В мае 1945 года (замечательный месяц!) мне исполнилось 7 лет, и 1 сентября я пошел в первый класс мужской средней школы № 9. В те годы обучение было раздельным и на «Вагонке» было две «главные» школы: № 7 — женская и № 9 — мужская. В большом 4-этажном здании нашей школы учеников было больше тысячи человек. Учились в две смены. В левом крыле здания, куда имелся отдельный вход, несколько комнат было отдано под музыкальную школу, в то время единственную. Именно с тех далеких лет благодаря счастливым обстоятельствам началось мое самодеятельное певческое творчество, которое продолжается и по сей день в течение всей моей жизни, не прерываясь.

В школе работала замечательный педагог-хоровик, что называется, от Бога, Мария Витальевна Толмачева. Она умудрилась прослушать каждого мальчика с первого по десятый класс — повторяю — более тысячи человек! Способствовали этому и обязательные тогда в школе уроки пения. Отобранных с музыкальным слухом ребят оказалось сто пятьдесят. Из них она создала хор мальчиков — большой трехголосый хор — мой первый в жизни хор, в котором я пел с первого по восьмой класс, пока мы не переехали в Брянск, куда отец был направлен главным инженером крупного сталелитейного завода.

…До сих пор помню ранее неведомые ощущения радости и восторга от слияния голосов. Из первых разученных и исполненных произведений мне запомнилось «Бородино» («Скажи-ка, дядя, ведь недаром…»). Отдельно со мной разучивались произведения для сольного исполнения. В основном — песни советских композиторов, но не только. Самой моей первой песней, исполненной со сцены, была «Вечер на рейде» Соловьева-Седова, и было это в первом классе. А последней, исполненной мною в Нижнем Тагиле (8 класс), была песня «Куда?» Франца Шуберта из его вокального цикла «Прекрасная мельничиха».

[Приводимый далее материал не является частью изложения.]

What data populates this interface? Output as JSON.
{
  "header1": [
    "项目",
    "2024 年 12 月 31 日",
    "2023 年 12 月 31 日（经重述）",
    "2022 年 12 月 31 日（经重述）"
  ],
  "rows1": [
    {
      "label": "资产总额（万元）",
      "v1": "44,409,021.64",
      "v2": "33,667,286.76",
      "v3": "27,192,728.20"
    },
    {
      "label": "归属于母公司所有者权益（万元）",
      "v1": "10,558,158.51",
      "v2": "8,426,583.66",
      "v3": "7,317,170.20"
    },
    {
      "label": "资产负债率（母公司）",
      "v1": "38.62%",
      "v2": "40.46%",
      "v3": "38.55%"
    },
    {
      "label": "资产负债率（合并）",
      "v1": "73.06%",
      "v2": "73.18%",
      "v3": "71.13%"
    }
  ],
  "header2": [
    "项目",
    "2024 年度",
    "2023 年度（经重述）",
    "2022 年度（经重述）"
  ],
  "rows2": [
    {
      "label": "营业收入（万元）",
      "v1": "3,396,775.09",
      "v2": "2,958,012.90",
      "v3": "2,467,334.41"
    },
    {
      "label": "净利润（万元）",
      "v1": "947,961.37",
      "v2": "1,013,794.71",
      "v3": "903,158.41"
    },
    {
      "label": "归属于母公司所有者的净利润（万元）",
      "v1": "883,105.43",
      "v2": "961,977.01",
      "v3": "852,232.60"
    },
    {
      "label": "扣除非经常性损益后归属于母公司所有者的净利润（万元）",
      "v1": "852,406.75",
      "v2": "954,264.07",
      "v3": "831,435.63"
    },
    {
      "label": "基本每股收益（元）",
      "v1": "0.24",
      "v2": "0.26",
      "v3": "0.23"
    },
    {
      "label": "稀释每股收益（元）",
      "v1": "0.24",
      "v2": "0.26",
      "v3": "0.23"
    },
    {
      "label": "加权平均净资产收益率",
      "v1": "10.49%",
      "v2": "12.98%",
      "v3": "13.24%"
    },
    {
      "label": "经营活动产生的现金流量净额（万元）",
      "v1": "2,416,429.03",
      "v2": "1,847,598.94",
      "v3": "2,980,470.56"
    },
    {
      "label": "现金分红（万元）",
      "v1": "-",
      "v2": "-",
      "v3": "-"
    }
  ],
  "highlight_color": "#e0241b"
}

Вне всякого сомнения, своим музыкальным способностям — слуху, голосу — я обязан родительским генам, а их развитию, конечно же, педагогу. Папа и мама, не имея никакого музыкального образования, были щедро одарены от природы и тонким музыкальным слухом, и прекрасными голосами: у мамы — мягкое, теплое лирическое сопрано, у папы — бархатный, богатый обертонами баритон. Конечно, в трудные военные годы было не до песен, но после войны в праздничные дни или по случаю юбилеев у родителей часто собиралась компания близких друзей — всегда семейно, и без песен не обходилось никогда. Пели все и как удивительно хорошо!

Через несколько лет после окончания войны, в конце 40-х, работники завода стали получать что-то вроде 13-й зарплаты, по-моему, тогда эта премия называлась «За выслугу лет». Хорошо помню, что с первой такой премии было куплено пианино, чтоб я мог учиться музыке. А ведь была нужда во многом! Семья большая — шесть человек. Папа работал один, мама занималась детьми и стариками-родителями. Но решили вот так.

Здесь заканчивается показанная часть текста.